My sister’s article: Can We Really Love Our Children Unconditionally?

Have I mentioned before that I love having a sister who’s a writer? I get to read really well-written stuff, bask in a certain amount of reflected glory, and every so often I get these extraordinary and delightful moments of seeing some detail from my childhood brilliantly reconstructed and deconstructed by the person who shared it.

Thus, in her latest (1) NYT guest essay Can We Really Love Our Children Unconditionally?, she writes about having to navigate the expectations of a middle-class intellectual family. Or, more specifically, a middle-class intellectual mother’s expectations with regard to music lessons:

For my mother, my musical industriousness wasn’t so much about achievement as identity. She was American by birth, and after marrying my university professor father and moving to London, she spent a decade working to be accepted into the snippy, fraught world of British intellectual society. […] In this environment, a diligent daughter lugging a giant cello was a tiny smidge of cultural capital, a ticket to belonging.
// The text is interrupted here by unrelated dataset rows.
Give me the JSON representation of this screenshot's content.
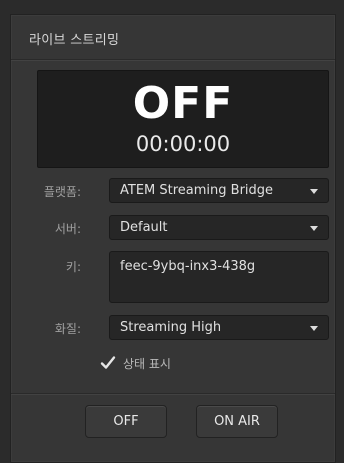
{
  "panel": {
    "title": "라이브 스트리밍"
  },
  "display": {
    "status": "OFF",
    "timecode": "00:00:00"
  },
  "form": {
    "platform": {
      "label": "플랫폼:",
      "value": "ATEM Streaming Bridge"
    },
    "server": {
      "label": "서버:",
      "value": "Default"
    },
    "key": {
      "label": "키:",
      "value": "feec-9ybq-inx3-438g"
    },
    "quality": {
      "label": "화질:",
      "value": "Streaming High"
    }
  },
  "status_checkbox": {
    "label": "상태 표시",
    "checked": true
  },
  "buttons": {
    "off_label": "OFF",
    "on_air_label": "ON AIR"
  },
  "icons": {
    "dropdown": "chevron-down-icon",
    "checkbox": "checkmark-icon"
  },
  "colors": {
    "background": "#2b2b2b",
    "panel": "#363636",
    "display": "#1e1e1e",
    "field": "#262626",
    "text": "#e0e0e0"
  }
}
….OK, that explanation for the music-related maternal expectations never occurred to me, probably because it would never have occurred to me that my mother saw herself as having any difficulty fitting in. She’s a woman well described by the phrase ‘the kind of woman who never met a stranger’, and from my earliest memories she was part of our street’s community in a way that my introvert self can only look at with awe. My sister just shone a new light on a detail of my childhood.

With regard to the ‘unconditional love’ question, I do feel the need to say that this is not something I ever worried about; my mother is unconditional maternal love embodied. But the levels of complexity in this issue are, again, something Ruth has summed up perfectly:

And for my part, although I never truly believed that my mother’s love was conditional, I did have the nagging suspicion that there was a performance-related bonus in there.

And she also sheds beautiful light on the whole concept of unconditional maternal love:

Given the familiar guilty exhaustion that the phrase “unconditional love” evokes in me, I should have sniffed out that there was some sexism buried in the idea. The nagging sense that this emotional requirement is both essential to everyone else’s well-being yet impossible to achieve in practice certainly seems to be drawn from the file labeled “Unachievable Expectations Placed Mainly on Women. ”

Perfect. I know I’m biased here, but I do recommend the article.

 

(1) where ‘latest’ means ‘a month ago because I’m terrible at getting anything written’, so, um, sorry about that.